A growing number of homeowners, riding the crest of the real-estate boom, are getting hit by an unpleasant surprise when they sell: a hefty tax bill.

This development stems from a 1997 law that Treasury Department officials said at the time would eliminate capital-gains taxes for nearly everyone selling their primary residence. Under that law, most married couples who file jointly can exclude as much as $500,000 of their gain. For most singles, the limit is $250,000.

But as home prices have surged, more people have been selling their home for bigger gains than the exclusion amount -- and thus are facing unexpectedly big tax bills, accountants and other tax professionals say. Besides getting hit by the top 15% rate on capital gains, some also are facing the loss of deductions, exemptions and credits. In some cases, they may even be drawn into the rapidly expanding web of the alternative minimum tax.

Many sellers are startled to hear they owe any tax at all because they didn't realize the 1997 law erased a popular provision that had allowed them to avoid taxes. That provision generally allowed sellers to defer or eliminate capital-gains taxes by rolling over their proceeds within a specified time period into a new home costing as much or more than the old one. The law also deleted another provision that generally offered a once-in-a-lifetime $125,000 exclusion for people age 55 or older.


In Morrison Ranch, it is unlikely that any house would garner a $500,000 gain (yet), but there are plenty that have seen more than $250,000; and while this is something to keep an eye on for our residents, there is another more likely tax pitfall, and that is the requirement to live in a house for 2 of the 5 years preceding a sale in order to exclude the gain. There are plenty of exceptions, of course; if you want a little light reading, check out the IRS' publication 523 to get all the gory details. And of course, consult your tax professional (CPAs will have more work than we can handle as long as the tax code remains so complex); it's a better plan to ask her BEFORE you sell than after the deed is done.

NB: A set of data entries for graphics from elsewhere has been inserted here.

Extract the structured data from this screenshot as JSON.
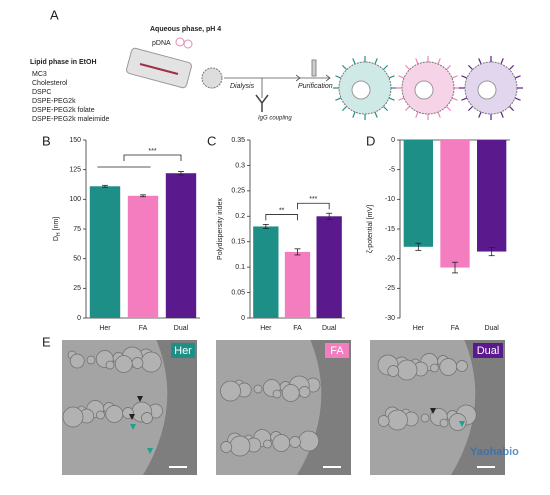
{
  "panel_labels": [
    "A",
    "B",
    "C",
    "D",
    "E"
  ],
  "scheme": {
    "aqueous_phase": "Aqueous phase, pH 4",
    "pdna": "pDNA",
    "lipid_phase": "Lipid phase in EtOH",
    "lipids": [
      "MC3",
      "Cholesterol",
      "DSPC",
      "DSPE-PEG2k",
      "DSPE-PEG2k folate",
      "DSPE-PEG2k maleimide"
    ],
    "steps": [
      "Dialysis",
      "IgG coupling",
      "Purification"
    ]
  },
  "chart_data": [
    {
      "type": "bar",
      "ylabel": [
        "D",
        "H",
        " [nm]"
      ],
      "categories": [
        "Her",
        "FA",
        "Dual"
      ],
      "values": [
        111,
        103,
        122
      ],
      "errors": [
        0.8,
        0.8,
        1.5
      ],
      "colors": [
        "#1e8f87",
        "#f47dbf",
        "#5a1a8e"
      ],
      "ylim": [
        0,
        150
      ],
      "yticks": [
        0,
        25,
        50,
        75,
        100,
        125,
        150
      ],
      "significance": [
        "***"
      ]
    },
    {
      "type": "bar",
      "ylabel": "Polydispersity index",
      "categories": [
        "Her",
        "FA",
        "Dual"
      ],
      "values": [
        0.18,
        0.13,
        0.2
      ],
      "errors": [
        0.004,
        0.006,
        0.006
      ],
      "colors": [
        "#1e8f87",
        "#f47dbf",
        "#5a1a8e"
      ],
      "ylim": [
        0,
        0.35
      ],
      "yticks": [
        0,
        0.05,
        0.1,
        0.15,
        0.2,
        0.25,
        0.3,
        0.35
      ],
      "significance": [
        "**",
        "***"
      ]
    },
    {
      "type": "bar",
      "ylabel": "ζ-potential [mV]",
      "categories": [
        "Her",
        "FA",
        "Dual"
      ],
      "values": [
        -18,
        -21.5,
        -18.8
      ],
      "errors": [
        0.6,
        0.9,
        0.7
      ],
      "colors": [
        "#1e8f87",
        "#f47dbf",
        "#5a1a8e"
      ],
      "ylim": [
        -30,
        0
      ],
      "yticks": [
        0,
        -5,
        -10,
        -15,
        -20,
        -25,
        -30
      ],
      "significance": []
    }
  ],
  "micrographs": {
    "labels": [
      "Her",
      "FA",
      "Dual"
    ]
  },
  "watermark": "Yaohabio"
}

Of course, The Mister points out that the increase in value for most of us is pretty much of value only on paper (unless you remove some of your equity through home-equity loans, a tactic that I oppose for general purposes); it's nice to look at, but doesn't mean much in our day to day living.

But one thing that all residents ought to have, whether you plan to sell soon or never, is a ledger of some sort detailing the improvements to your homes. The WSJ agrees:

For anyone thinking about selling, the rules underscore the importance of keeping good records of home-improvement costs, which typically can be added to your original purchase price -- and thus cut, or even eliminate, your tax bill. Examples of improvements include adding a bedroom or bathroom, putting up a new fence, installing new plumbing or wiring, and putting on a new roof. Even the cost of putting in shrubs and trees may qualify as "improvements" and raise your cost basis, according to the Ernst & Young Tax Guide 2006. But the cost of repairs, such as repainting your home or fixing gutters, can't be added to the purchase price of your property, the IRS says.


Go back to publication 523 for more detailed information on what expenses can be added to your basis. It is a great privilege to live in an area with rising property values; it requires some responsible recordkeeping to ensure that you pay only what you owe to the taxman.